Los Angeles, Calif.--The Rip Cat Records slogan “Our Cats Rip!” is spot-on, especially now that the world-class roots-rock band The Blasters has joined the label. At a time when the rosters of most blues labels are filled with well-meaning but jaded, uninspired musicians, Scott Abeyta’s young label thrives with artists that explode with creative energy. Showcasing many of the best musicians in Southern California, Rip Cat had a fine 2011--superlative releases, extensive radio play and print/cyberspace media coverage, great public response-- and the momentum has carried over into 2012.

The Blasters—singer-guitarist Phil Alvin, guitarist Keith Wyatt, bassist John Bazz, drummer Bill Bateman--have recorded their first album since 2005 and it will be released May 17th. The Mighty Mojo Prophets, leading advocates of West Coast jump-blues, have been nominated for a prestigious Blues Music Award in the “Best New Artist” category. The 44s have their second album “Americana” coming your way on April 15th, produced once again by Kid Ramos, they’ll be touring nationally and internationally this spring and summer; noteworthy too: they were named “Blues Band of the Year” by the online magazine American Blues News. Johnny Mastro & Mama’s Boys, a hard-charging band that tours Europe to much acclaim when not playing West Coast venues, have a new album which will be released on May 17th along with The Blasters. Not least, City Hall Records, a good friend to leading independent labels, will continue to distribute Rip Cat releases in North America, Europe, Japan, and in Australia.
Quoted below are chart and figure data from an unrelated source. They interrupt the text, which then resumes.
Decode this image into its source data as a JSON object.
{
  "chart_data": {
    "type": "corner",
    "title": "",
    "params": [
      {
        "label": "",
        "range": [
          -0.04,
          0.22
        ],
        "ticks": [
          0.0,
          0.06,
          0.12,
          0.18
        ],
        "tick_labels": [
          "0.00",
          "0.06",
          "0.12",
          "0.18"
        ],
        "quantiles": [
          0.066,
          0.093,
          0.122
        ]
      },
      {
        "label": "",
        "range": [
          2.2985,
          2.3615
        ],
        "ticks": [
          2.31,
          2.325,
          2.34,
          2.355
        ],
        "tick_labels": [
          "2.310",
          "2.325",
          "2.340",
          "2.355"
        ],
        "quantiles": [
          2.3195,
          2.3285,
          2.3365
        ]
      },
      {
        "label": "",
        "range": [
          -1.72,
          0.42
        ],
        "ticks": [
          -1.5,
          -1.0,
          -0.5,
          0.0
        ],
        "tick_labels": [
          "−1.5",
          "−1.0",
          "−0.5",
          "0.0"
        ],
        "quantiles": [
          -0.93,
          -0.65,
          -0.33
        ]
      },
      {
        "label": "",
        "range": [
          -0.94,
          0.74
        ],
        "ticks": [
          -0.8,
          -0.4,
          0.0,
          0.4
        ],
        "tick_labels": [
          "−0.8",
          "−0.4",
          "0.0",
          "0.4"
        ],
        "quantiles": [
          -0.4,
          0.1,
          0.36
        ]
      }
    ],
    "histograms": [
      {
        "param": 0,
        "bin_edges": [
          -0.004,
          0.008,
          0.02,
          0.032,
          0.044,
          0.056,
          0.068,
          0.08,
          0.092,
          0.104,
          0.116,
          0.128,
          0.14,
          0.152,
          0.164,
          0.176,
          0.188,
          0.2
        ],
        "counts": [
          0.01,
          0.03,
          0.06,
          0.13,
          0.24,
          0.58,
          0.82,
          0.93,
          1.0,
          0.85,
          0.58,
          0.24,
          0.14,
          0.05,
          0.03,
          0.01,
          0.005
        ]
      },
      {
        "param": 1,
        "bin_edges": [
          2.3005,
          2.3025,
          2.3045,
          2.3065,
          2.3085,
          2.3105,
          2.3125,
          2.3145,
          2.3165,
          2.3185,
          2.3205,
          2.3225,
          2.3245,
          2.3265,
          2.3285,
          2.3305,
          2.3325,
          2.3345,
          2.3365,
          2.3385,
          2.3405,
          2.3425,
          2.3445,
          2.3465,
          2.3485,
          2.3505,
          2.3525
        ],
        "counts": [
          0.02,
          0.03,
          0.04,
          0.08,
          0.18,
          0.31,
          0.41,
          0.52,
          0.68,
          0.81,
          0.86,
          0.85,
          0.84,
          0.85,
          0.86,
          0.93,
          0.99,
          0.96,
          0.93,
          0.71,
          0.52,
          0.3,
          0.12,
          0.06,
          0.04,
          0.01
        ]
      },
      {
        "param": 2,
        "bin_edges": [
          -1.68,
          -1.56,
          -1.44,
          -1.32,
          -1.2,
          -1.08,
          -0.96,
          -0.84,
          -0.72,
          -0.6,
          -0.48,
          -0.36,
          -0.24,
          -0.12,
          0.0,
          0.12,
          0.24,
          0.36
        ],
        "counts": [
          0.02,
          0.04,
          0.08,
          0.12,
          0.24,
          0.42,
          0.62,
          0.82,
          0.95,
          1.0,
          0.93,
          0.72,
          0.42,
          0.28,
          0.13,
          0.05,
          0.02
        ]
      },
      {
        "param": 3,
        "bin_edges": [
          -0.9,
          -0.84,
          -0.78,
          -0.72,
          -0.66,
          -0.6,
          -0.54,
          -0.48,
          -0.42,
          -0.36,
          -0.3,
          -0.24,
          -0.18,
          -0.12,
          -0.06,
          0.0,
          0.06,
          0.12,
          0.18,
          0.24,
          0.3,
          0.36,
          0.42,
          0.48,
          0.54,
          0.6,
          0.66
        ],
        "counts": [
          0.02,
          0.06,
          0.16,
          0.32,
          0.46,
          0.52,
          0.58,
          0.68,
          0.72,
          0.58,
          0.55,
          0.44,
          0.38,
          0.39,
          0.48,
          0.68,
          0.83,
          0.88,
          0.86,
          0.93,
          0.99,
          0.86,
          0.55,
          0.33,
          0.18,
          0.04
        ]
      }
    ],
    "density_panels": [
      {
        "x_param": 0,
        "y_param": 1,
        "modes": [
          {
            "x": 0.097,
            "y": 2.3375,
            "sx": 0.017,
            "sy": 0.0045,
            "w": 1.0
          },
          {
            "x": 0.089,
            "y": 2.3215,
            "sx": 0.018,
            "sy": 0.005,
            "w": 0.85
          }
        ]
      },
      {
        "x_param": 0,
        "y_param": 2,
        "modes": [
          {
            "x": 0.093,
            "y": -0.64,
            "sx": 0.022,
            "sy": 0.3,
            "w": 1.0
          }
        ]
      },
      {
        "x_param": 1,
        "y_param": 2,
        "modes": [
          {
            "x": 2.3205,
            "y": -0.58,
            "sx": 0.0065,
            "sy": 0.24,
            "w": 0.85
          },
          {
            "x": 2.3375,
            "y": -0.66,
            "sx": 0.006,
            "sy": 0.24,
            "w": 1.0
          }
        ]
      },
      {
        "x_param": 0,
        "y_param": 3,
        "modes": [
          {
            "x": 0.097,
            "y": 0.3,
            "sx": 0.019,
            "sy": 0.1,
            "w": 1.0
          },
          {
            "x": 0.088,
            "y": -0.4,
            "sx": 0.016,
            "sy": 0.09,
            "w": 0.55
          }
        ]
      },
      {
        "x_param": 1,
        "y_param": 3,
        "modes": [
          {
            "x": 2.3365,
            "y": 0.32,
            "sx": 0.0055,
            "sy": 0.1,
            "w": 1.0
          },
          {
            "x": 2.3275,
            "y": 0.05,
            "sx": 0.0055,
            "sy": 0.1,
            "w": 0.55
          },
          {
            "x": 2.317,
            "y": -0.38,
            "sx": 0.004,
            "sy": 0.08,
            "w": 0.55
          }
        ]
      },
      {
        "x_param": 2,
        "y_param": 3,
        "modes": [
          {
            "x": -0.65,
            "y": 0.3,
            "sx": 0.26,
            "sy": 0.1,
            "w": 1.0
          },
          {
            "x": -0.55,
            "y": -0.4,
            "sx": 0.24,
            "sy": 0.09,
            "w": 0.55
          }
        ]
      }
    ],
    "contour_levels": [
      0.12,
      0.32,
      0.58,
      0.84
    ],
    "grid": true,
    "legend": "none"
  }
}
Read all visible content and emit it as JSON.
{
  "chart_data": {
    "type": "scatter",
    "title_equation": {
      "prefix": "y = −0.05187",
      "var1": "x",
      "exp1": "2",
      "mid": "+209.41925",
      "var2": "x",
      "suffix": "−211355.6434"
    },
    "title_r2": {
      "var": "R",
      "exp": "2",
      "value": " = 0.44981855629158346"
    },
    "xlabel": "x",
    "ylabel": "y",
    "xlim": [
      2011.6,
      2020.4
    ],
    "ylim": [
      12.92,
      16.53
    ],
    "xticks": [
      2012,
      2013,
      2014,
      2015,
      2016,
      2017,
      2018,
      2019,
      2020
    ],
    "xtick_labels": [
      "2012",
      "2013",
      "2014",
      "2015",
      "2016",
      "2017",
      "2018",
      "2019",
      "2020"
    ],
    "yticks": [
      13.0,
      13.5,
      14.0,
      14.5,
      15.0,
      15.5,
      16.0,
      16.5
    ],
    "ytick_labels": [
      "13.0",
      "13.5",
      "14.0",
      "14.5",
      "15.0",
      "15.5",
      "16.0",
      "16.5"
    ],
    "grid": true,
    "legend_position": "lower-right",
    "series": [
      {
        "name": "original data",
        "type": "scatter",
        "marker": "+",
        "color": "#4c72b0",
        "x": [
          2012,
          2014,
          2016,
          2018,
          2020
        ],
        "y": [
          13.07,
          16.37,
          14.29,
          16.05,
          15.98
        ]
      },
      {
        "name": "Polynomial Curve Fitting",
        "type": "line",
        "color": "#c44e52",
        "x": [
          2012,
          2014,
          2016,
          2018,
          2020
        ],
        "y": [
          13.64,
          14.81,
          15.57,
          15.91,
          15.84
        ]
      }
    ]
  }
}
Rip Cat’s affiliation with The Blasters is a big deal. Abeyta has known the band members for years, and not long ago he had a casual conversation with Phil Alvin about the record business. The band’s front man got excited when Abeyta spoke of his refreshingly respectful treatment of label artists—the Rip Cat boss takes a recoupable amount of money out of his end, the record company’s, rather than from the musicians’ royalties. Alvin later called him to say The Blasters were planning a tour and they wanted to have a new album available to sell to fans. Not suspecting Alvin had an interest in joining the Rip Cat family, Abeyta explained to him his method of recording, mixing, and getting a record ready for release. Abeyta recalled: “Phil asked me if I had time to help. I said, ‘For you, I’d take a few days off from work [his day job].’ He said, ‘OK, let’s do it!’ and I [replied], ‘Are you talking about releasing this on Rip Cat?’ ‘Phil said, ‘Oh, yeah!’” Soon they were in the studio, working on what turns out to be The Blasters’ most blues-oriented album ever, their passion for the 12-bar music at the same sky-high level as their ardor for rockabilly and other roots-music styles central to their glorious sound.